Llegados a este punto, mi cabeza iba recordando el caso de la Pascua judía, la coincidencia en la fecha entre esta y la pasión de cristo, además de la relación directa entre la noche fatídica y ciertos acontecimientos astronómicos. Entonces me acordé de que la Navidad también tenía algo que ver con las estrellas, esta vez durante el solsticio de invierno. De hecho, había leído hacía algún tiempo que, en realidad, la Navidad había sido Saturnalia; una festividad romana que celebraba el fin de los días más oscuros del año, y la llegada de tiempos más prósperos. Pero era una fiesta pagana, así que los cristianos, con el propósito de erradicarla, optaron por sustituirla. En cualquier caso, la mirada hacia al cielo había sido una constante desde que el hombre se convirtió en hombre, así que por qué iban a ser menos los adeptos al cristianismo. Tal vez, después de tanto tiempo, seguíamos celebrando aquellos acontecimientos que sucedían tan lejos, sucesos que se nos antojaban imposibles y que ahora quizás comprendíamos mejor.

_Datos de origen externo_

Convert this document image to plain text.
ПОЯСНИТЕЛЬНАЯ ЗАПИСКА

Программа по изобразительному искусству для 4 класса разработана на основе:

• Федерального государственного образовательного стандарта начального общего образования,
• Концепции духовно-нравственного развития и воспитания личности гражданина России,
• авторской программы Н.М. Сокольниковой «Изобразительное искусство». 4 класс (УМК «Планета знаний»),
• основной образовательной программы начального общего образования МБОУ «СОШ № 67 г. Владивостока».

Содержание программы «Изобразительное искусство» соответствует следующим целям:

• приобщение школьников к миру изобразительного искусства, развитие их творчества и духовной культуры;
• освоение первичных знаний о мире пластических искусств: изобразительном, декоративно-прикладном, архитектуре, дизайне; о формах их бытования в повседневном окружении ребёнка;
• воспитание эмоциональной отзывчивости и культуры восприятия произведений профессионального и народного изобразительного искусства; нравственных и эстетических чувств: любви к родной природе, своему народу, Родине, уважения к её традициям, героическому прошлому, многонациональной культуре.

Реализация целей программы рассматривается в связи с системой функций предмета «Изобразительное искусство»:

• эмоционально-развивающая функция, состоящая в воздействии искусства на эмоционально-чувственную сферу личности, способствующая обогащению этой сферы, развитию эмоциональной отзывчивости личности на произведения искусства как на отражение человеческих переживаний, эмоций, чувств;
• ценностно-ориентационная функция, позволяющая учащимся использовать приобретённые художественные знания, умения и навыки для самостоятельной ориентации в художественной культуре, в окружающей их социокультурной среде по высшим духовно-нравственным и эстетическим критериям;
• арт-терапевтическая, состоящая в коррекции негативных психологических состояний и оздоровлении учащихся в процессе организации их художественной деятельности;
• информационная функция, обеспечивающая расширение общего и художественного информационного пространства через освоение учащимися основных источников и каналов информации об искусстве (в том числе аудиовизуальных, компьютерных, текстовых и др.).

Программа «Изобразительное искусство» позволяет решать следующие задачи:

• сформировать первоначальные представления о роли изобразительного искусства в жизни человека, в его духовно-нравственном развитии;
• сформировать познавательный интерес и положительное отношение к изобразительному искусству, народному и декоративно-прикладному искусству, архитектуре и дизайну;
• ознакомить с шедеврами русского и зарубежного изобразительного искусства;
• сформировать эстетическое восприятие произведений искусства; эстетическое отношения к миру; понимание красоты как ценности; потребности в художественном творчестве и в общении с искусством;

Y al fin, después de aquel largo periplo por la historia, llegué de nuevo al Uruguay de 1919. Ahí es cuando pensé que si la Navidad había sido Saturnalia, si la Pascua hebrea seguía coincidiendo con la cristiana, si todas las festividades mutaron algún día, por qué no iba a hacerlo la Semana Santa. Y quién sabe. Puede que más pronto que tarde optemos por llamarla definitivamente la Semana de Turismo. Al fin y al cabo, viajar también tiene algo de místico, esa incertidumbre que solo provoca hallarse ante lo desconocido. Y quizá, en un futuro, sociedades modernas descubran que la Semana de Turismo era en realidad la Semana Santa, y que la Semana Santa había sido, al parecer, la celebración de la llegada de vientos más favorables.